A network of new pipes was also needed to transfer waste water from Townstal, Warfleet, Dartmouth Naval College and Dartmouth to the works. Sewage from Kingswear is transferred via a pipeline drilled under the estuary across to Dartmouth, before being transferred through the sewer network to the treatment works. The Kingswear transfer pipeline was constructed 34 metres under the estuary bed to prevent disturbing marine waters.
The treated waste water is discharged via the existing long outfall next to Coronation Park, Dartmouth. The by-product, sludge, is taken away for recycling.
Today, around 4,500 cubic metres of waste water arrives at Dartmouth Sewage Treatment Works every day. The site produces around 60 cubic metres of sludge a week, which is taken to Totnes Sewage Treatment Works for further treatment before being recycled for use on agricultural land.

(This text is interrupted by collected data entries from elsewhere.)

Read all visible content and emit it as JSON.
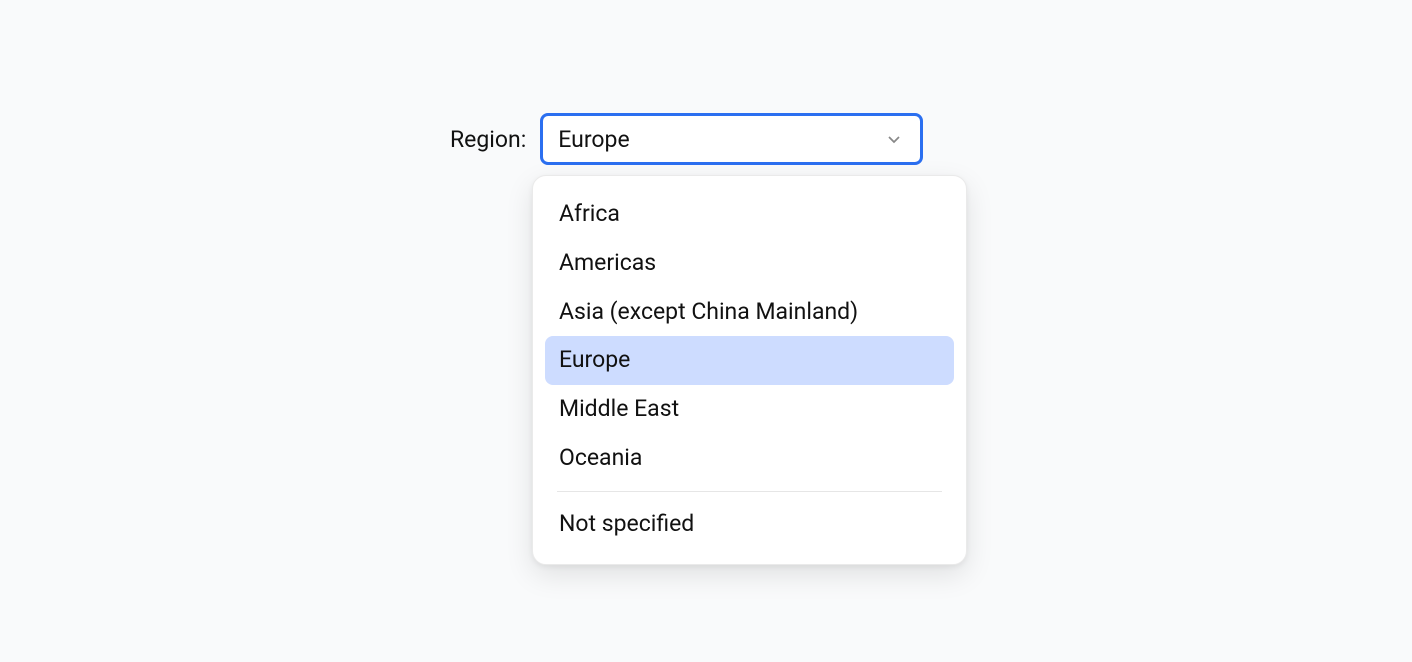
{
  "form": {
    "label": "Region:",
    "selected_value": "Europe"
  },
  "dropdown": {
    "options": [
      "Africa",
      "Americas",
      "Asia (except China Mainland)",
      "Europe",
      "Middle East",
      "Oceania"
    ],
    "fallback_option": "Not specified",
    "selected_index": 3
  }
}
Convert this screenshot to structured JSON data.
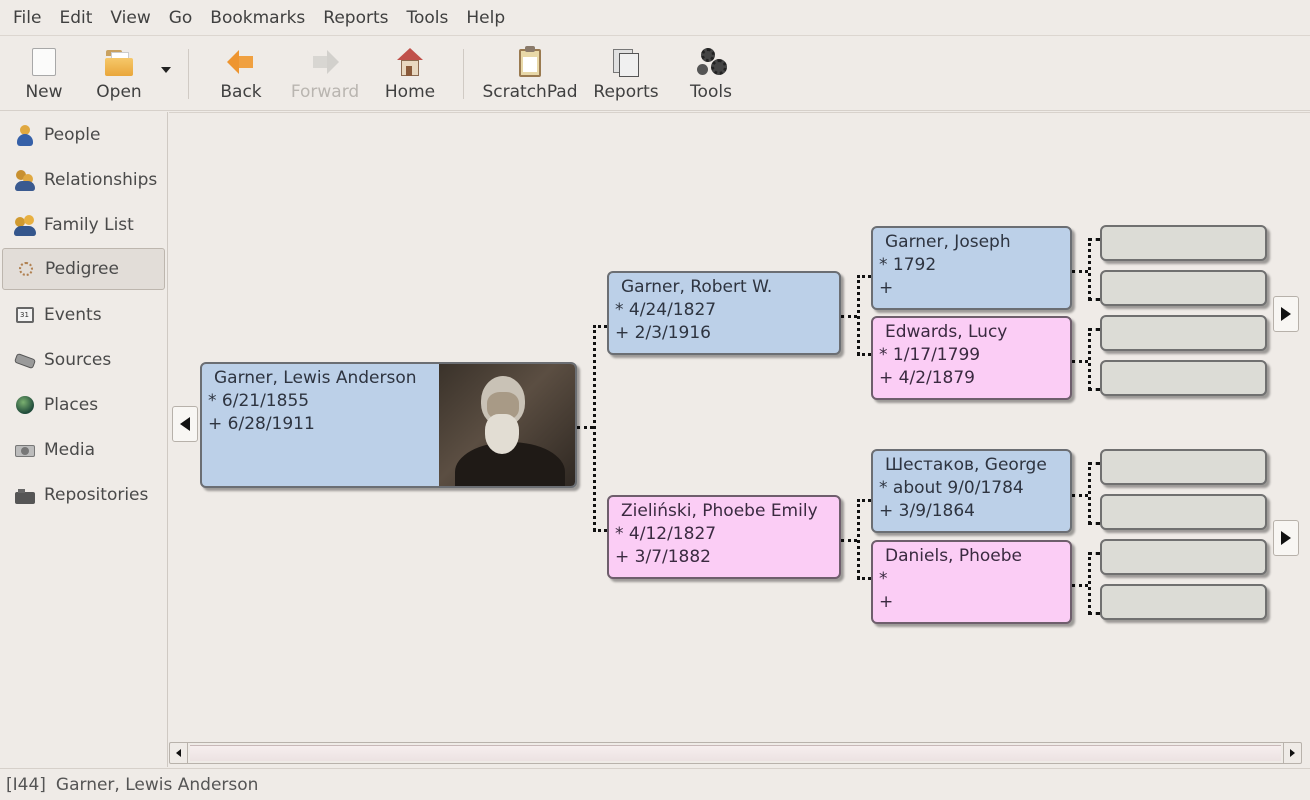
{
  "menubar": {
    "items": [
      "File",
      "Edit",
      "View",
      "Go",
      "Bookmarks",
      "Reports",
      "Tools",
      "Help"
    ]
  },
  "toolbar": {
    "new": "New",
    "open": "Open",
    "back": "Back",
    "forward": "Forward",
    "home": "Home",
    "scratchpad": "ScratchPad",
    "reports": "Reports",
    "tools": "Tools"
  },
  "sidebar": {
    "items": [
      {
        "label": "People",
        "icon": "people-icon"
      },
      {
        "label": "Relationships",
        "icon": "relationships-icon"
      },
      {
        "label": "Family List",
        "icon": "family-list-icon"
      },
      {
        "label": "Pedigree",
        "icon": "pedigree-icon",
        "active": true
      },
      {
        "label": "Events",
        "icon": "events-icon"
      },
      {
        "label": "Sources",
        "icon": "sources-icon"
      },
      {
        "label": "Places",
        "icon": "places-icon"
      },
      {
        "label": "Media",
        "icon": "media-icon"
      },
      {
        "label": "Repositories",
        "icon": "repositories-icon"
      }
    ]
  },
  "pedigree": {
    "root": {
      "name": "Garner, Lewis Anderson",
      "birth": "* 6/21/1855",
      "death": "+ 6/28/1911",
      "gender": "male",
      "has_photo": true
    },
    "father": {
      "name": "Garner, Robert W.",
      "birth": "* 4/24/1827",
      "death": "+ 2/3/1916",
      "gender": "male"
    },
    "mother": {
      "name": "Zieliński, Phoebe Emily",
      "birth": "* 4/12/1827",
      "death": "+ 3/7/1882",
      "gender": "female"
    },
    "paternal_grandfather": {
      "name": "Garner, Joseph",
      "birth": "* 1792",
      "death": "+",
      "gender": "male"
    },
    "paternal_grandmother": {
      "name": "Edwards, Lucy",
      "birth": "* 1/17/1799",
      "death": "+ 4/2/1879",
      "gender": "female"
    },
    "maternal_grandfather": {
      "name": "Шестаков, George",
      "birth": "* about 9/0/1784",
      "death": "+ 3/9/1864",
      "gender": "male"
    },
    "maternal_grandmother": {
      "name": "Daniels, Phoebe",
      "birth": "*",
      "death": "+",
      "gender": "female"
    }
  },
  "statusbar": {
    "id": "[I44]",
    "name": "Garner, Lewis Anderson"
  },
  "colors": {
    "male": "#bcd0e8",
    "female": "#fbcdf5",
    "empty": "#dcdcd6",
    "background": "#efebe7"
  }
}
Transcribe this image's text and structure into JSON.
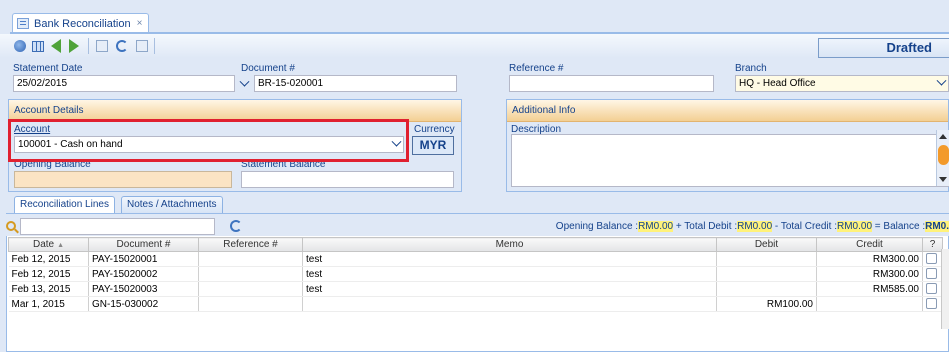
{
  "tab": {
    "title": "Bank Reconciliation",
    "close": "×"
  },
  "status": "Drafted",
  "header": {
    "statement_date_label": "Statement Date",
    "statement_date": "25/02/2015",
    "document_label": "Document #",
    "document": "BR-15-020001",
    "reference_label": "Reference #",
    "reference": "",
    "branch_label": "Branch",
    "branch": "HQ - Head Office"
  },
  "account_details": {
    "title": "Account Details",
    "account_label": "Account",
    "account": "100001 - Cash on hand",
    "currency_label": "Currency",
    "currency": "MYR",
    "opening_balance_label": "Opening Balance",
    "statement_balance_label": "Statement Balance"
  },
  "additional_info": {
    "title": "Additional Info",
    "description_label": "Description"
  },
  "lower_tabs": [
    "Reconciliation Lines",
    "Notes / Attachments"
  ],
  "summary": {
    "opening_label": "Opening Balance :",
    "opening": "RM0.00",
    "debit_label": " + Total Debit :",
    "debit": "RM0.00",
    "credit_label": " - Total Credit :",
    "credit": "RM0.00",
    "balance_label": " = Balance :",
    "balance": "RM0."
  },
  "grid": {
    "columns": [
      "Date",
      "Document #",
      "Reference #",
      "Memo",
      "Debit",
      "Credit",
      "?"
    ],
    "rows": [
      {
        "date": "Feb 12, 2015",
        "document": "PAY-15020001",
        "reference": "",
        "memo": "test",
        "debit": "",
        "credit": "RM300.00"
      },
      {
        "date": "Feb 12, 2015",
        "document": "PAY-15020002",
        "reference": "",
        "memo": "test",
        "debit": "",
        "credit": "RM300.00"
      },
      {
        "date": "Feb 13, 2015",
        "document": "PAY-15020003",
        "reference": "",
        "memo": "test",
        "debit": "",
        "credit": "RM585.00"
      },
      {
        "date": "Mar 1, 2015",
        "document": "GN-15-030002",
        "reference": "",
        "memo": "",
        "debit": "RM100.00",
        "credit": ""
      }
    ]
  },
  "colors": {
    "highlight": "#e02030",
    "accent": "#15428b",
    "readonly": "#fbe4c4"
  }
}
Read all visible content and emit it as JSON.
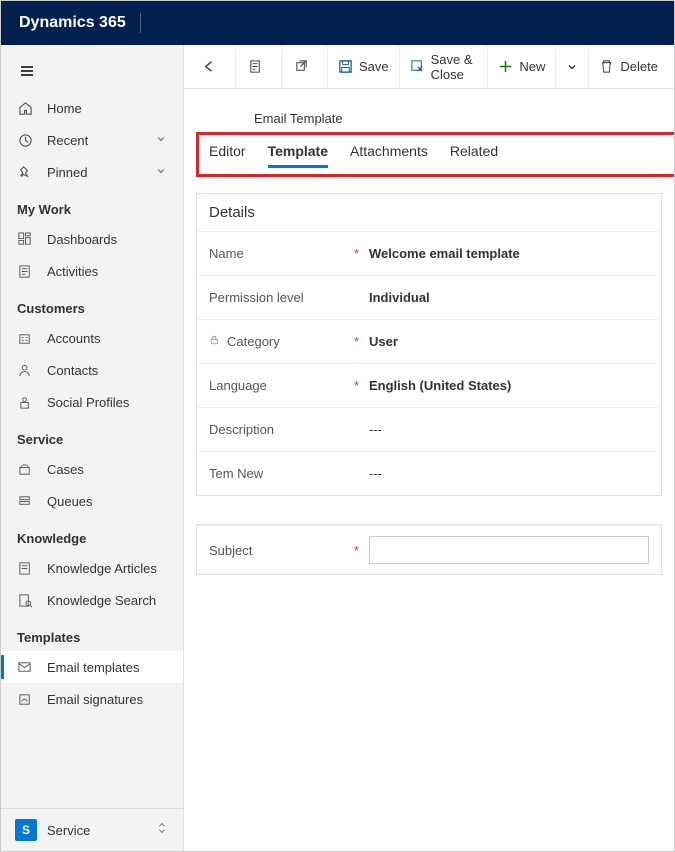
{
  "app_title": "Dynamics 365",
  "sidebar": {
    "top": [
      {
        "icon": "home",
        "label": "Home"
      },
      {
        "icon": "recent",
        "label": "Recent",
        "chev": true
      },
      {
        "icon": "pinned",
        "label": "Pinned",
        "chev": true
      }
    ],
    "groups": [
      {
        "title": "My Work",
        "items": [
          {
            "icon": "dashboard",
            "label": "Dashboards"
          },
          {
            "icon": "activities",
            "label": "Activities"
          }
        ]
      },
      {
        "title": "Customers",
        "items": [
          {
            "icon": "accounts",
            "label": "Accounts"
          },
          {
            "icon": "contacts",
            "label": "Contacts"
          },
          {
            "icon": "social",
            "label": "Social Profiles"
          }
        ]
      },
      {
        "title": "Service",
        "items": [
          {
            "icon": "cases",
            "label": "Cases"
          },
          {
            "icon": "queues",
            "label": "Queues"
          }
        ]
      },
      {
        "title": "Knowledge",
        "items": [
          {
            "icon": "karticle",
            "label": "Knowledge Articles"
          },
          {
            "icon": "ksearch",
            "label": "Knowledge Search"
          }
        ]
      },
      {
        "title": "Templates",
        "items": [
          {
            "icon": "emailtpl",
            "label": "Email templates",
            "active": true
          },
          {
            "icon": "emailsig",
            "label": "Email signatures"
          }
        ]
      }
    ],
    "footer": {
      "badge": "S",
      "label": "Service"
    }
  },
  "commands": {
    "save": "Save",
    "save_close": "Save & Close",
    "new": "New",
    "delete": "Delete"
  },
  "form": {
    "entity": "Email Template",
    "tabs": [
      "Editor",
      "Template",
      "Attachments",
      "Related"
    ],
    "active_tab": "Template",
    "section_title": "Details",
    "fields": [
      {
        "label": "Name",
        "required": true,
        "value": "Welcome email template",
        "bold": true
      },
      {
        "label": "Permission level",
        "required": false,
        "value": "Individual",
        "bold": true
      },
      {
        "label": "Category",
        "required": true,
        "value": "User",
        "bold": true,
        "locked": true
      },
      {
        "label": "Language",
        "required": true,
        "value": "English (United States)",
        "bold": true
      },
      {
        "label": "Description",
        "required": false,
        "value": "---"
      },
      {
        "label": "Tem New",
        "required": false,
        "value": "---"
      }
    ],
    "subject_label": "Subject",
    "subject_value": ""
  }
}
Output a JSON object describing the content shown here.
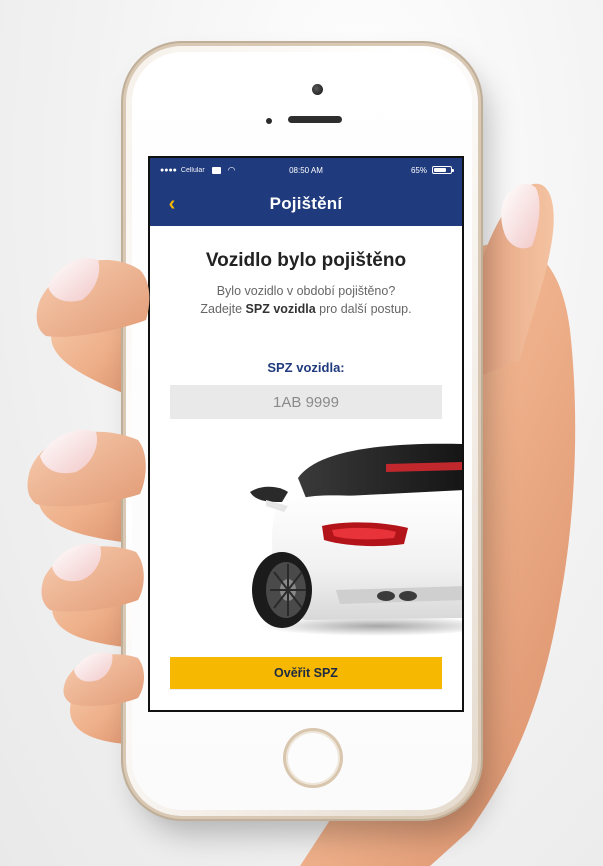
{
  "status_bar": {
    "carrier": "Cellular",
    "time": "08:50 AM",
    "battery": "65%",
    "icons": [
      "signal-dots-icon",
      "message-icon",
      "wifi-icon",
      "battery-icon"
    ]
  },
  "nav": {
    "back_icon": "chevron-left-icon",
    "title": "Pojištění"
  },
  "content": {
    "heading": "Vozidlo bylo pojištěno",
    "description_line1": "Bylo vozidlo v období pojištěno?",
    "description_line2_prefix": "Zadejte ",
    "description_line2_bold": "SPZ vozidla",
    "description_line2_suffix": " pro další postup.",
    "field_label": "SPZ vozidla:",
    "spz_placeholder": "1AB 9999",
    "verify_button": "Ověřit SPZ"
  },
  "colors": {
    "primary": "#1f3a7d",
    "accent": "#f6b800",
    "input_bg": "#e9e9e9",
    "heading": "#222222"
  }
}
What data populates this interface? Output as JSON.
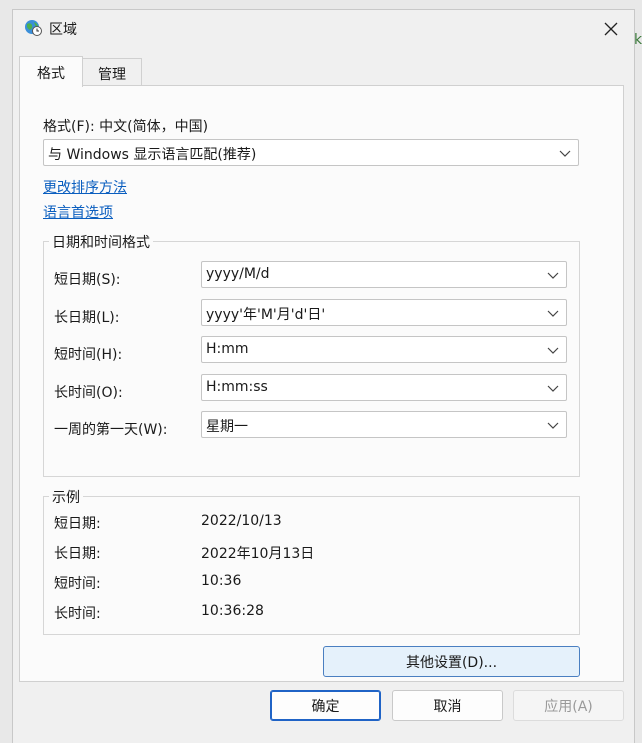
{
  "window": {
    "title": "区域",
    "background_glyph": "k"
  },
  "icons": {
    "app": "globe-clock-icon",
    "close": "close-icon",
    "chevron": "chevron-down-icon"
  },
  "tabs": [
    {
      "label": "格式",
      "active": true
    },
    {
      "label": "管理",
      "active": false
    }
  ],
  "format": {
    "label": "格式(F): 中文(简体，中国)",
    "selected": "与 Windows 显示语言匹配(推荐)"
  },
  "links": {
    "sort": "更改排序方法",
    "language": "语言首选项"
  },
  "datetime": {
    "title": "日期和时间格式",
    "rows": [
      {
        "label": "短日期(S):",
        "value": "yyyy/M/d"
      },
      {
        "label": "长日期(L):",
        "value": "yyyy'年'M'月'd'日'"
      },
      {
        "label": "短时间(H):",
        "value": "H:mm"
      },
      {
        "label": "长时间(O):",
        "value": "H:mm:ss"
      },
      {
        "label": "一周的第一天(W):",
        "value": "星期一"
      }
    ]
  },
  "examples": {
    "title": "示例",
    "rows": [
      {
        "label": "短日期:",
        "value": "2022/10/13"
      },
      {
        "label": "长日期:",
        "value": "2022年10月13日"
      },
      {
        "label": "短时间:",
        "value": "10:36"
      },
      {
        "label": "长时间:",
        "value": "10:36:28"
      }
    ]
  },
  "buttons": {
    "other": "其他设置(D)...",
    "ok": "确定",
    "cancel": "取消",
    "apply": "应用(A)"
  },
  "colors": {
    "accent": "#1f63c6",
    "link": "#0a5ebf",
    "disabled": "#9a9a9a"
  }
}
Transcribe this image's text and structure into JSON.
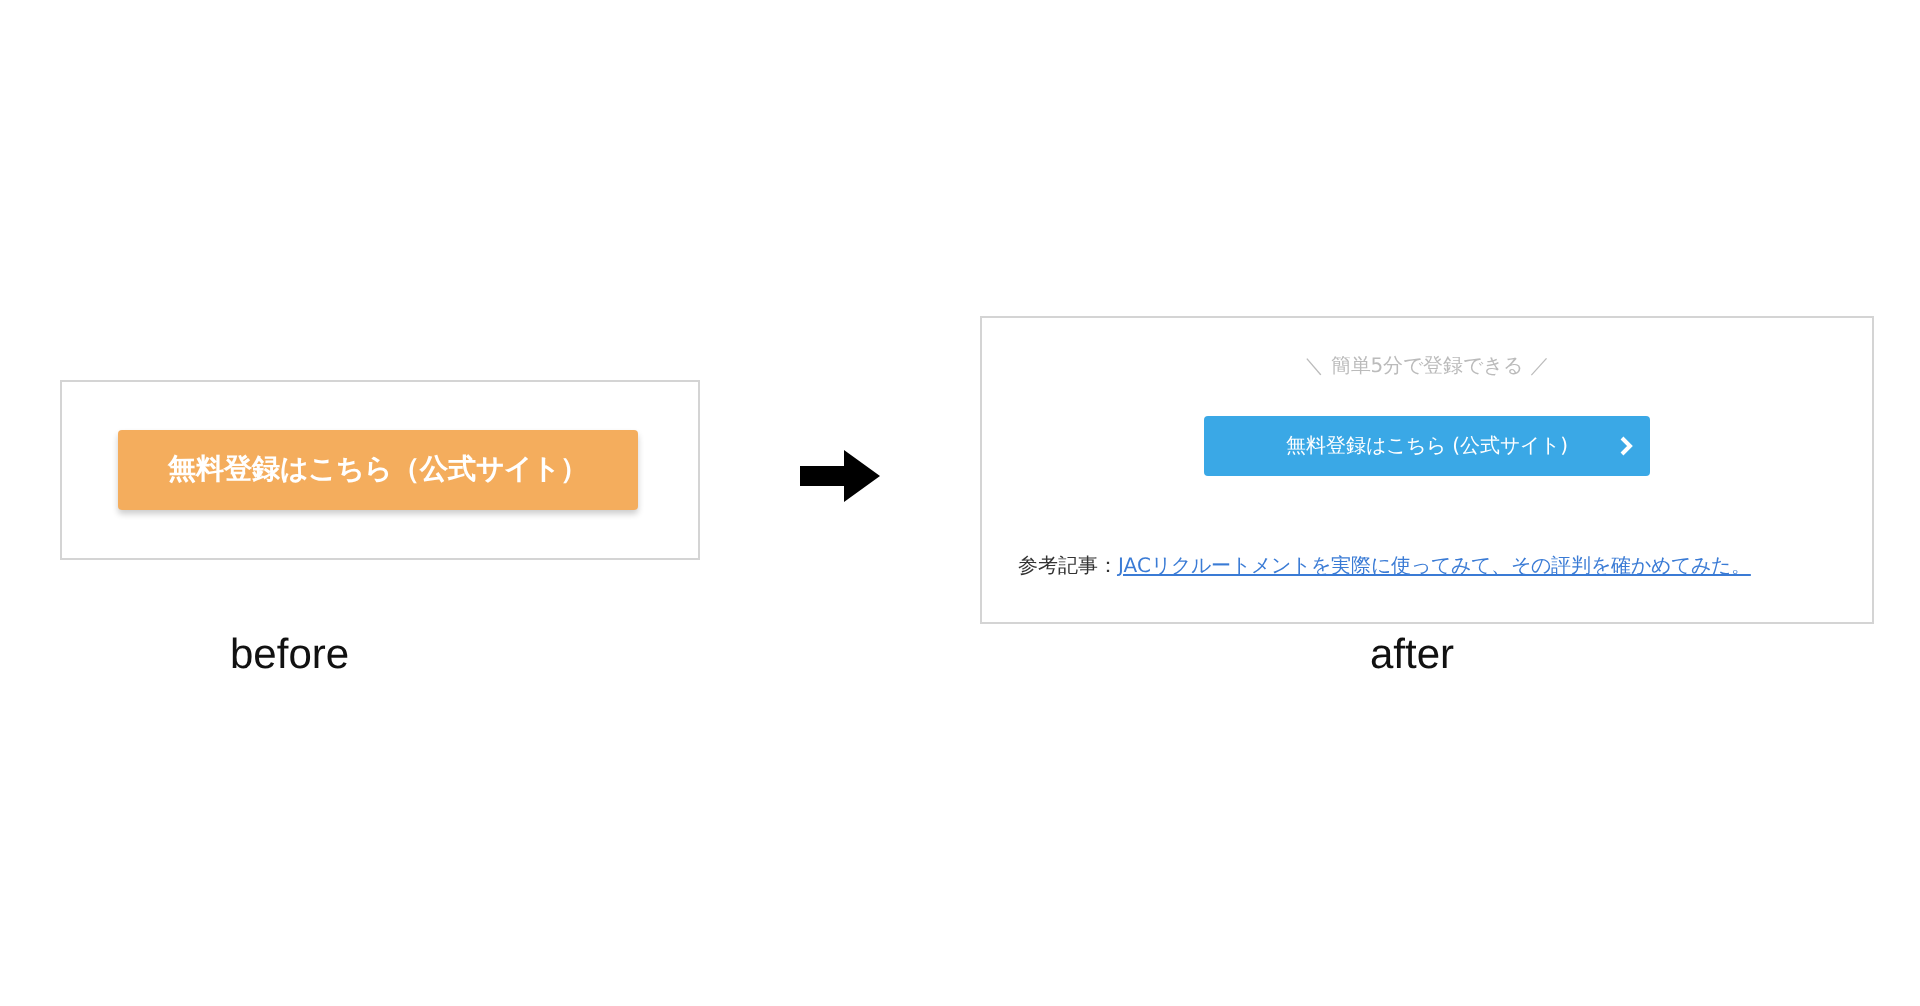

Further improvements were made to Dartmouth’s sewer network in 2006, when South West Water built a new pumping station on the foreshore at South Town to transfer waste water from 35 properties between Bayards Cove and Warfleet Creek to an existing sewer in South Town Road. A further 17 properties, still discharging waste water through 11 private outfalls, were given the opportunity to connect to the new sewer. In the same year, the company replaced a section of sewer underneath Embankment Road at a cost of around £450,000.
Dartmouth now has a 21st century sewerage network – and the Victorians would be proud.
Mayor’s Avenue Sewage Pumping Station pumps between 95 and 115 litres of sewage a second to Dartmouth Sewage Treatment Works.
South West Water is in the middle of a five-year £42 million region-wide programme to renovate public sewers which have been identified as being at risk of collapse. Renovation work is likely to take place in Dartmouth in autumn 2011 onwards.
Dartmouth has a combined sewer system, apart from the modern housing development in Townstal, which means that surface water and waste water from homes and businesses is collected in the same pipe and all treated at Dartmouth Sewage Treatment Works.
Under current legislation, if your house was built after 1937, the pipes outside your property that connect you to the public sewer will generally be private. These pipes are the joint responsibility of the properties that drain into them. All that is set to change, with private sewers and drains expected to be transferred by the Government to the water and sewerage companies in 2011. Householders will still be responsible for pipes serving their property within their boundary. However, the new arrangements will remove the worry about private sewers from millions of households. Transfer will be automatic and overnight and reduce environmental pollution.
Our sewers were not designed to cope with modern disposable products such as nappies and cotton buds. Flushing these items can cause blockages, flooding and pollution.
If you can’t recycle it, bag it and bin it – don’t flush it.